È plausibile pensare che non sia un caso, che John Hurt e Ed Harris - rispettivamente la guida morale della rivolta e lo stesso Wilford - siano vicini ai ruoli interpretati in Orwell 1984 e The Truman Show, come a conferma di una chiave di lettura semplicistica e senza troppe pretese. Lo dimostrano le situazioni simboliche che a ogni vagone si materializzano di punto in bianco, come prestabilite dal più banale dei canovacci action, enfatizzate e caratterizzate a livello puramente superficiale, con pretese pseudo-filosofiche che assumono contorni caricaturali. I profili monodimensionali dei personaggi (l'eroe assillato dai dubbi, il vecchio saggio che guida la rivolta, la disumanità gratuita dei carcerieri, il despota arroccato nella torre d'avorio a manovrare i fili delle sue marionette ) non sono altro che cliché maldestri, per di più privi di spessore psicologico, arrivando quasi a schernire il livello di coscienza critica dello spettatore. Come se non bastasse, le incongruenze della sceneggiatura (che popolano il film anche meglio di qualche personaggio) così come le spiegazioni aleatorie al mondo rappresentato, restano criticità marginali rispetto agli sfondoni scientifici che si accatastano vagone dopo vagone, in una spirale orrorifica: dalla termodinamica alla meccanica, dalla biochimica alla balistica, e persino aspetti a livello puramente visivo, come le proporzioni dei vagoni, lasciano basiti: magie incontrollate della computer grafica postproduzione. Paradossalmente è l'epilogo, spesso tallone d'Achille di molte pellicole sci-fi, ad essere una piccola grande sorpresa, con un finale aperto a più interpretazioni dall'aroma agrodolce, strappando un sorriso o un ghigno che sia, ma non riuscendo ormai più a recuperare i pezzi di un gioco ormai in frantumi. 

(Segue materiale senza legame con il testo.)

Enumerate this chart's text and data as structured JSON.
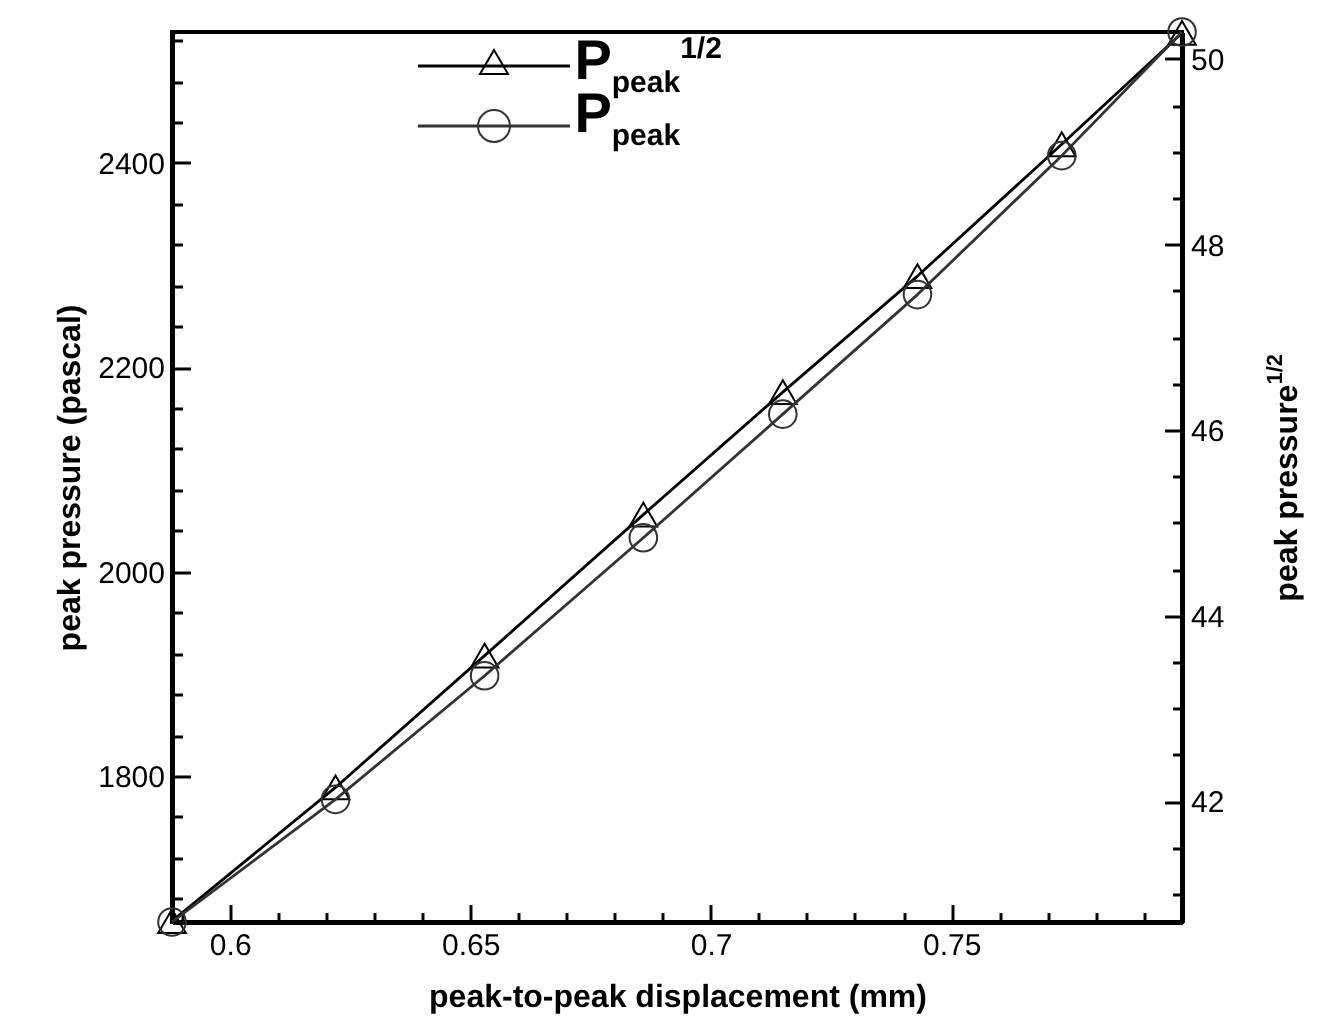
{
  "chart_data": {
    "type": "line",
    "xlabel": "peak-to-peak displacement (mm)",
    "ylabel": "peak pressure (pascal)",
    "y2label": "peak pressure$^{1/2}$",
    "x": [
      0.588,
      0.622,
      0.653,
      0.686,
      0.715,
      0.743,
      0.773,
      0.798
    ],
    "series": [
      {
        "name": "P$_{peak}$$^{1/2}$",
        "color": "#000000",
        "axis": "y2",
        "marker": "triangle",
        "values": [
          40.71,
          42.15,
          43.57,
          45.09,
          46.41,
          47.66,
          49.08,
          50.28
        ]
      },
      {
        "name": "P$_{peak}$",
        "color": "#333333",
        "marker": "circle",
        "values": [
          1657,
          1777,
          1898,
          2033,
          2154,
          2271,
          2407,
          2528
        ]
      }
    ],
    "xlim": [
      0.588,
      0.798
    ],
    "xticks": [
      {
        "value": 0.59,
        "label": null
      },
      "0.6",
      {
        "value": 0.61,
        "label": null
      },
      {
        "value": 0.62,
        "label": null
      },
      {
        "value": 0.63,
        "label": null
      },
      {
        "value": 0.64,
        "label": null
      },
      0.65,
      {
        "value": 0.66,
        "label": null
      },
      {
        "value": 0.67,
        "label": null
      },
      {
        "value": 0.68,
        "label": null
      },
      {
        "value": 0.69,
        "label": null
      },
      0.7,
      {
        "value": 0.71,
        "label": null
      },
      {
        "value": 0.72,
        "label": null
      },
      {
        "value": 0.73,
        "label": null
      },
      {
        "value": 0.74,
        "label": null
      },
      0.75,
      {
        "value": 0.76,
        "label": null
      },
      {
        "value": 0.77,
        "label": null
      },
      {
        "value": 0.78,
        "label": null
      },
      {
        "value": 0.79,
        "label": null
      }
    ],
    "ylim": [
      1657,
      2528
    ],
    "yticks": [
      {
        "value": 1680,
        "label": null
      },
      {
        "value": 1720,
        "label": null
      },
      {
        "value": 1760,
        "label": null
      },
      1800,
      {
        "value": 1840,
        "label": null
      },
      {
        "value": 1880,
        "label": null
      },
      {
        "value": 1920,
        "label": null
      },
      {
        "value": 1960,
        "label": null
      },
      2000,
      {
        "value": 2040,
        "label": null
      },
      {
        "value": 2080,
        "label": null
      },
      {
        "value": 2120,
        "label": null
      },
      {
        "value": 2160,
        "label": null
      },
      2200,
      {
        "value": 2240,
        "label": null
      },
      {
        "value": 2280,
        "label": null
      },
      {
        "value": 2320,
        "label": null
      },
      {
        "value": 2360,
        "label": null
      },
      2400,
      {
        "value": 2440,
        "label": null
      },
      {
        "value": 2480,
        "label": null
      },
      {
        "value": 2520,
        "label": null
      }
    ],
    "y2lim": [
      40.7,
      50.29
    ],
    "y2ticks": [
      {
        "value": 41,
        "label": null
      },
      {
        "value": 41.5,
        "label": null
      },
      42,
      {
        "value": 42.5,
        "label": null
      },
      {
        "value": 43,
        "label": null
      },
      {
        "value": 43.5,
        "label": null
      },
      44,
      {
        "value": 44.5,
        "label": null
      },
      {
        "value": 45,
        "label": null
      },
      {
        "value": 45.5,
        "label": null
      },
      46,
      {
        "value": 46.5,
        "label": null
      },
      {
        "value": 47,
        "label": null
      },
      {
        "value": 47.5,
        "label": null
      },
      48,
      {
        "value": 48.5,
        "label": null
      },
      {
        "value": 49,
        "label": null
      },
      {
        "value": 49.5,
        "label": null
      },
      50
    ],
    "grid": false,
    "legend": "top"
  }
}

La regia di Bong Joon-ho, nelle precedenti pellicole, si era dimostrata capace di frangenti di cinema che difficilmente sarebbero stati comprensibili in questo contesto: l'alternarsi di elementi di comicità, di drammaticità e di violenza che sfociano nel grottesco o nel morboso o addirittura nel filosofico sono il risultato di una sensibilità prettamente orientale. In Snowpiercer gli angoli di questa peculiarità narrativa sono stati ampiamente smussati, relegando le poche derivazioni concesse tra le pieghe dell'interpretazione dell'attore feticcio Kang-ho Song. Così ora, sempre sperando in una sua resurrezione dagli inferi delle dinamiche del cinema occidentale, questo grande regista lascia in eredità - nonostante fotografia e direzione restino gli aspetti più solidi del film - un vistoso passo indietro rispetto alla poetica mostrata in Memories Of Murder e Mother, ma anche nell'horror fantascientifico The Host: una commistione visionaria di generi, autentici gioielli orientali che da noi hanno finito per confondersi alla bigiotteria qualsiasi, ma che per gli amanti di tutto ciò che è sotto (fuori) traccia non si tarderà a recensire.